Oracle Cloud Infrastructure Professional and Managed Services focuses on services for Oracle Cloud Infrastructure (OCI), including consulting, implementation and ongoing management services for Oracle and non-Oracle workloads hosted on OCI. Service providers in this market combine expertise in Oracle solutions and OCI with skills in managing private infrastructure, hybrid IT, multicloud and distributed cloud to provide strategic and operational assistance as clients define and realize their cloud goals with OCI.
Primary storage covers vendors that offer dedicated products or product lines for solid-state arrays (SSAs) or hybrid storage arrays (or both), and software-defined storage (SDS) software. Hybrid storage arrays include solid-state drive (SSD) and hard-disk drive (HDD) configurations. SSA products are 100% solid-state, technology-based systems that cannot be combined or expanded with HDDs. SSAs and hybrid storage arrays must have a dedicated product name and an associated model number. SDS products are designed to operate on industry-standard, commodity hardware on-premises or in the public cloud. A primary storage product’s foremost purpose is to support response time and input/output per second (IOPS)-sensitive structured data workloads. Typical use cases include mission-critical workloads, such as IBM Db2, Microsoft SQL, Microsoft Exchange and SharePoint, Oracle Databases and applications, SAP HANA, and in-house-developed transactional applications.

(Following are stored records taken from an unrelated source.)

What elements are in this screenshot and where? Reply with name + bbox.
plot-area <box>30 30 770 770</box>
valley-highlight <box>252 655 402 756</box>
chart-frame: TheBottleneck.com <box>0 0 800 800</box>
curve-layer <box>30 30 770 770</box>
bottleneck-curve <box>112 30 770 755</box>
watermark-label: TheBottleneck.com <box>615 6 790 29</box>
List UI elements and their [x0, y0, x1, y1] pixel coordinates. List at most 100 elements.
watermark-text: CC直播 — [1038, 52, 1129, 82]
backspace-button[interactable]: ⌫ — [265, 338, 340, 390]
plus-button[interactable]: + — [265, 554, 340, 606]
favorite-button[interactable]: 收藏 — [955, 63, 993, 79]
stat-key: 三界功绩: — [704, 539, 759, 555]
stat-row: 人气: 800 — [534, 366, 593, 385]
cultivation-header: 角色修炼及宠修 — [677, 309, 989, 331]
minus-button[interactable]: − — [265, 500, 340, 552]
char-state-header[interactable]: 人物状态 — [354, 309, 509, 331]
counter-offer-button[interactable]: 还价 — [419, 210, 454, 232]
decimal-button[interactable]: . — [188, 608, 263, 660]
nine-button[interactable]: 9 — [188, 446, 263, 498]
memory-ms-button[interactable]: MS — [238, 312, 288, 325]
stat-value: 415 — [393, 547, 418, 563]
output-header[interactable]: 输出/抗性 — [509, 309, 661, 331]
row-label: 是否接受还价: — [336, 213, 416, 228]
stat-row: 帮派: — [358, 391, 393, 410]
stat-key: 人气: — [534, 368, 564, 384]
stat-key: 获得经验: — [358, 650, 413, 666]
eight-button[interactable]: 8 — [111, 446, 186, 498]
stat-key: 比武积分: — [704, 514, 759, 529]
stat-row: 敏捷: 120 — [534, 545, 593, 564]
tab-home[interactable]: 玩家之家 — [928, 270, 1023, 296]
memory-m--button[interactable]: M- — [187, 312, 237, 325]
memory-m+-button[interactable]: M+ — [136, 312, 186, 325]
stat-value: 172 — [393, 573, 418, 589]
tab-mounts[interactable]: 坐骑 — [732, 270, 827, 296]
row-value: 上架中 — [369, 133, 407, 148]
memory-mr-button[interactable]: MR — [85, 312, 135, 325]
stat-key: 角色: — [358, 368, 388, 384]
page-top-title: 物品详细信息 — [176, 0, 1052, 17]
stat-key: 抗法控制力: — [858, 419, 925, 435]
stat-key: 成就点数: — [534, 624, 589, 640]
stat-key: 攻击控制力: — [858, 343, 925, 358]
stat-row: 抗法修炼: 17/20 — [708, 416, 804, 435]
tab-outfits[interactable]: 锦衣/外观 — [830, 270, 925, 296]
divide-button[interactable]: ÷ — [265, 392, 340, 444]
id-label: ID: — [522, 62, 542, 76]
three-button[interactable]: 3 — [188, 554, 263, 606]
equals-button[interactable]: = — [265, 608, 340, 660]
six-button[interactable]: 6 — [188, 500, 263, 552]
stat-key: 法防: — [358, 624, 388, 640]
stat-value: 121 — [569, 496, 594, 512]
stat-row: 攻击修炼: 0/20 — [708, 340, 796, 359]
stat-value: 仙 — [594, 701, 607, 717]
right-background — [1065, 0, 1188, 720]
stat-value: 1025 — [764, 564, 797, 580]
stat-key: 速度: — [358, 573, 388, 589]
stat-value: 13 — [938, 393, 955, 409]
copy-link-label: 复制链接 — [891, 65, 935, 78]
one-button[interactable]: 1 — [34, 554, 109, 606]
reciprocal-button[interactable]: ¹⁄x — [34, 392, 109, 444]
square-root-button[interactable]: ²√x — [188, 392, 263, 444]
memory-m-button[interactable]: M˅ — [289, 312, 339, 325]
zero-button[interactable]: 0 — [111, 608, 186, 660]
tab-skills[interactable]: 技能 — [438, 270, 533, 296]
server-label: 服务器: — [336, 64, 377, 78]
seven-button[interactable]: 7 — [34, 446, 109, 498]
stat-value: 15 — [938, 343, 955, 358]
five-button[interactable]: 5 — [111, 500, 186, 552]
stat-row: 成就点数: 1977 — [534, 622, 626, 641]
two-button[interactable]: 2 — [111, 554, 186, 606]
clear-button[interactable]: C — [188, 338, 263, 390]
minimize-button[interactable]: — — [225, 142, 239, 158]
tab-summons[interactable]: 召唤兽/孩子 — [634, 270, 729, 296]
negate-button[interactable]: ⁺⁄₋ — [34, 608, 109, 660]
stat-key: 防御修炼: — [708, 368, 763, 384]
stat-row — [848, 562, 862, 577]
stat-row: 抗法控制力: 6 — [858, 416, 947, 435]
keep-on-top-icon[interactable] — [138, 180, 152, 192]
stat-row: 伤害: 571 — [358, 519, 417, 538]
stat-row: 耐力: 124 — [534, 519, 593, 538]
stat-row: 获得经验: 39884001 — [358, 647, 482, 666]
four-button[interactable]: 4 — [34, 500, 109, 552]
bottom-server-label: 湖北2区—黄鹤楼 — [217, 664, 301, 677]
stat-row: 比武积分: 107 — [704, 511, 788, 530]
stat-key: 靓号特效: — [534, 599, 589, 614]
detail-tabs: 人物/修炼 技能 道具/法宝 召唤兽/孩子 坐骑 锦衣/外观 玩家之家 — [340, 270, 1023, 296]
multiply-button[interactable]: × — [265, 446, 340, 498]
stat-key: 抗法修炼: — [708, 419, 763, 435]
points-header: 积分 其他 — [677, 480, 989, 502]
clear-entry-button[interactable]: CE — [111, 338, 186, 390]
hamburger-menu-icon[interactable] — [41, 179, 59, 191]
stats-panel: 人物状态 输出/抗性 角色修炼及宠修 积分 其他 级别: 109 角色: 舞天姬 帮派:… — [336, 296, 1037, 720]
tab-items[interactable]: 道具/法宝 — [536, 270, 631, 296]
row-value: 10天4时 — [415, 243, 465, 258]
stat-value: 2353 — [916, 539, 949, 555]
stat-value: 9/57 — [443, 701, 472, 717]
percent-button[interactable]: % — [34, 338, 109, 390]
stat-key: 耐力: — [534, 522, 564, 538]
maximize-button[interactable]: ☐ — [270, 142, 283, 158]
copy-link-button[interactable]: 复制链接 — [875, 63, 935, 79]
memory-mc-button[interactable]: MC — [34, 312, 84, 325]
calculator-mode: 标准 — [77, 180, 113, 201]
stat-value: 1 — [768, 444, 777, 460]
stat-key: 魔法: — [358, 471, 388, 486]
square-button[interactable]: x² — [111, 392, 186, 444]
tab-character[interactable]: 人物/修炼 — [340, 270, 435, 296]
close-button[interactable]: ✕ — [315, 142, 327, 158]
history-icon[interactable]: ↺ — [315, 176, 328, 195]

Gartner defines Public Cloud IT Transformation Services as solutions designed to deliver transformational IT outcomes via cloud-native professional and managed application services built exclusively from public hyperscale cloud infrastructure and platform services. Providers that offer professional services and managed services related to the infrastructure operations for one of the hyperscale public cloud providers (Amazon Web Service (AWS), Google Cloud or Microsoft Azure), with the appropriate transformational competency(ies) of the partner program would be considered as part of this market.